10. Cookies and Similar Technologies
We use essential cookies and local storage for sessions, authentication, and game state. Analytics cookies (including browser-side Sentry, Vercel Web Analytics, and Speed Insights) are loaded only after you consent. See our Cookie Policy.
11. Children's Privacy
The Service is not directed to anyone under 16. We do not knowingly collect personal data from anyone under 16. Contact us if you believe someone under 16 has provided data and we will delete it.
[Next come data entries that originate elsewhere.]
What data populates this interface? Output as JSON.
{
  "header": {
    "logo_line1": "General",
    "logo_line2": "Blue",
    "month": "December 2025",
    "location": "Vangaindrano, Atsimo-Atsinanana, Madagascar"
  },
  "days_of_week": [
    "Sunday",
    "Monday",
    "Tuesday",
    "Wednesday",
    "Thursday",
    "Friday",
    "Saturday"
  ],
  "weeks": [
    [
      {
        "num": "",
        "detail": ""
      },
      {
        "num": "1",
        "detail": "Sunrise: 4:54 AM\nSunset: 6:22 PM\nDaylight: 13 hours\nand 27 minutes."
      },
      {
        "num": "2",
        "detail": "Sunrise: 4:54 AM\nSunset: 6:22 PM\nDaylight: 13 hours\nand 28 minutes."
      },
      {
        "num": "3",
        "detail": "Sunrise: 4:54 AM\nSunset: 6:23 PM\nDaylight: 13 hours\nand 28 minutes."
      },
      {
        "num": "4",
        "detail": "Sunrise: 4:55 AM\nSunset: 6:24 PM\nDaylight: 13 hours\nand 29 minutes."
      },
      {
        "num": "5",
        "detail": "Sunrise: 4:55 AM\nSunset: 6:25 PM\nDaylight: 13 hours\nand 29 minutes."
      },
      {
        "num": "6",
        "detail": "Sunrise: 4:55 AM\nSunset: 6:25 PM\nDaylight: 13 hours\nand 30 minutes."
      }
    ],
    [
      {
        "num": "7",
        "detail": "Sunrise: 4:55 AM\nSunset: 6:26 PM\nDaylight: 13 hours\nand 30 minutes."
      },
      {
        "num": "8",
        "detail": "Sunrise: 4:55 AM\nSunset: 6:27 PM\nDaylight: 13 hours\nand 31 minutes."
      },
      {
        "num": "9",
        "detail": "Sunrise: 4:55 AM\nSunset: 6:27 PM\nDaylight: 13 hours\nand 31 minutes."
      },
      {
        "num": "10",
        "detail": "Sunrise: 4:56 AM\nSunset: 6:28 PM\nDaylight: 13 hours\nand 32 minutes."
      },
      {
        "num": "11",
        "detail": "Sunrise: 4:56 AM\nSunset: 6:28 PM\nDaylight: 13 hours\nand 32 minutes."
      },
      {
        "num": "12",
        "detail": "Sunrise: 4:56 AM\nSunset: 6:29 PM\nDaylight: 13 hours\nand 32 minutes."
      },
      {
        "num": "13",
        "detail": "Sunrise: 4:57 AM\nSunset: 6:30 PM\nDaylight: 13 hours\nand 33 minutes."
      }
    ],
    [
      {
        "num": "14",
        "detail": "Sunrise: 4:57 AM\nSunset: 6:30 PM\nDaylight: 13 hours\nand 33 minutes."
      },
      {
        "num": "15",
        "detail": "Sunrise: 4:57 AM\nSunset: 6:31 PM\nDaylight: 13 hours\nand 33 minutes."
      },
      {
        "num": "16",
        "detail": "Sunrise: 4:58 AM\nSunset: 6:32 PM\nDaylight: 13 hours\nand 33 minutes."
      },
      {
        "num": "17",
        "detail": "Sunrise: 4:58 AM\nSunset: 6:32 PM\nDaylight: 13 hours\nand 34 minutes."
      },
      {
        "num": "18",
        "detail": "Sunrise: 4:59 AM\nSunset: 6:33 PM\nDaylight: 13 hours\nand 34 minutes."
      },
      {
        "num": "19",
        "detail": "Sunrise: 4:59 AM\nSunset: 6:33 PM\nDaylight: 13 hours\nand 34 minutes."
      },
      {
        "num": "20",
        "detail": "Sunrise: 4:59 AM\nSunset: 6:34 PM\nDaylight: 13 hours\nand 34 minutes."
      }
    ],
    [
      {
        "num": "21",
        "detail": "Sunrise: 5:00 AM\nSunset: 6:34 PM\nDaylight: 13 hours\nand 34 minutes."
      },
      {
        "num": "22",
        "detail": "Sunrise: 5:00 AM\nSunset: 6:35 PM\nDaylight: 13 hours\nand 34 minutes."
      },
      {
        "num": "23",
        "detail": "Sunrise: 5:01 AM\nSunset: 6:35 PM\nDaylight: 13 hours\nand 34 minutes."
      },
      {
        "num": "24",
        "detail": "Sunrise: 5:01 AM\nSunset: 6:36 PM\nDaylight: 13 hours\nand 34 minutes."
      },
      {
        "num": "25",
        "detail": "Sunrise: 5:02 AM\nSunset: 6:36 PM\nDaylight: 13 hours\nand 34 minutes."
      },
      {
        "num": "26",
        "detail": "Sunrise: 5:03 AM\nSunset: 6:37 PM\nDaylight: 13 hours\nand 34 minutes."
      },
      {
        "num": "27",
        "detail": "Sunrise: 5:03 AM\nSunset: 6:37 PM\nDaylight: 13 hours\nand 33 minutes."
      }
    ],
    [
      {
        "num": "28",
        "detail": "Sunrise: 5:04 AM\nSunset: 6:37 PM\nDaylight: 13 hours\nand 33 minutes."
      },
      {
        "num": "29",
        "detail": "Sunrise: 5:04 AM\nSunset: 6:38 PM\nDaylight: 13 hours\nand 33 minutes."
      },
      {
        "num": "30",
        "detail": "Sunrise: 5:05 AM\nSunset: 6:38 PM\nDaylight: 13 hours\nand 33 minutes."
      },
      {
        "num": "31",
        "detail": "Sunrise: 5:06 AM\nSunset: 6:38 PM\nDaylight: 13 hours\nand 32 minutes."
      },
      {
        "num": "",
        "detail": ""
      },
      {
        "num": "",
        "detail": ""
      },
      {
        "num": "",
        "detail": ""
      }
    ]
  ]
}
12. Third-Party Services and Subprocessors
We use the following categories of providers:
- Vercel: Frontend hosting, CDN, Web Analytics, and Speed Insights. Privacy Policy
- Railway: Backend API hosting. Privacy Policy
- PostgreSQL (via Railway): Persistent account and game metadata storage. Privacy Policy
- Redis (via Railway): Real-time game sessions, caching, and waitlist data. Privacy Policy
- Sentry: Error tracking and performance monitoring (browser, with your consent). Privacy Policy (browser only, with consent)
- PostHog: Product analytics, funnels, and optional session replay (browser, with your consent). Privacy Policy (browser only, with consent)
- Google: Optional OAuth sign-in. Privacy Policy
- OpenAI: AI text, image, and audio generation for game content. Privacy Policy
- Anthropic: AI narrative and NPC dialogue generation. Privacy Policy
- Together AI: AI model inference (fallback provider). Privacy Policy
- ElevenLabs: AI voice generation for character audio. Privacy Policy
13. Changes to This Policy
We may update this Privacy Policy from time to time. Material changes will be posted on this page with an updated date. Continued use after changes become effective constitutes acceptance where permitted by law.